Fred Hoyle, British mathematician and astronomer, said the probability of the formation of just one of the many proteins on which life depends is comparable to that of the solar system packed full of blind people randomly shuffling Rubik’s cubes all arriving at the solution at the same time.
Hoyle knew astronomy, astrophysics and mathematics well. Some people even like his SF. But here he was talking total bollocks. His entire output regarding evolution is complete and utter bollocks.
Yes, if you're talking about nothing but random chance, then the odds are astronomical. If you're talking about evolution, they're not. And if you don't understand why they're not then you don't understand evolution. Hoyle did not understand evolution.
Come to that, he didn't understand biochemistry, either. For example, haemoglobin isn't a unique molecule where you have to hit on that precise molecule or it's game over. Haemoglobin is different in each different species. Small differences, but it's not "everyone has to solve their Rubik's cube." Haemoglobin isn't even the best solution: in your last 7 months as an embryo you had foetal haemoglobin which is better at binding to oxygen than the adult type. Then there are the arthropods, which use copper-based haemocyanin instead of haemoglobin.
Hoyle calculated the odds of a perfect bridge hand. One where the hands are clubs, diamonds, hearts, spades in that order. Where the first cards dealt are the aces, then the twos, then the threes, etc. The odds against that happening are enormous. Fred knew how to calculate probabilities. What he didn't mention is that every possible deal has those same odds. And what he didn't understand is that the calculation he ought to have performed were the odds of you and your partner being dealt a winning hand (50/50).
No doubt somebody is already doing the maths. And coming up with the fact that the odds of hitting haemoglobin by nothing but random chance are mega-hyper-ultra-super-astronomical. And that even allowing for a million variants of haemoglobin/haemocyanin that still leaves the odds as hyper-ultra-super-astronomical. And that will be because they understand as little of evolution as Hoyle did.

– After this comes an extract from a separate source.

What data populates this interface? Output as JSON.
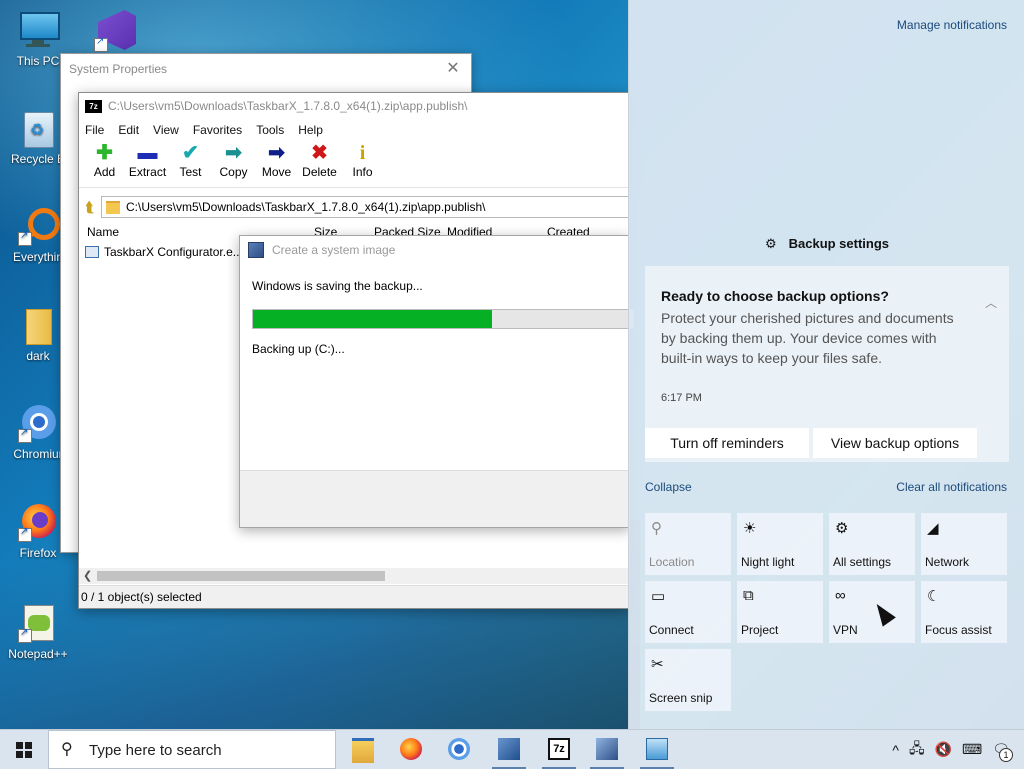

Single-celled animals don't have haemoglobin or haemocyanin because diffusion carries sufficient oxygen. Small multi-cellular animals don't have haemoglobin or haemocyanin either because the square-cube law means they're more "surfacey" and diffusion suffices. Water can carry around 1/20th the oxygen of blood (at human body temperature) so animals that are small enough don't need anything better than water. There's even a species of antarctic fish without haemoglobin because water dissolves more oxygen at low temperature and they are so sedentary they can get by without it.
Up to a certain size, water is sufficient. Slightly larger than that and you need something better than water, but it doesn't need to be 20 times better (as haemoglobin is). It only needs to be fractionally better. Over time, your descendants may be slightly larger than you and need something slightly better to carry oxygen than you had. Enough time, and enough size increases and you need, and end up with, via a series of small improvements accumulating over time haemoglobin or haemocyanin. Never, at any stage, was there a jump from getting by with water to your children needing haemoglobin.
Hoyle made a straw man. Kicked the arse out of it. Set fire to it. Stamped the ashes into the ground. Then pissed on the ground. The creationists praise him for demolishing evolution, but he didn't. He destroyed a straw man. He probably sincerely thought what he was attacking was evolution, but it wasn't. Hoyle's comments regarding evolution are unmitigated bollocks.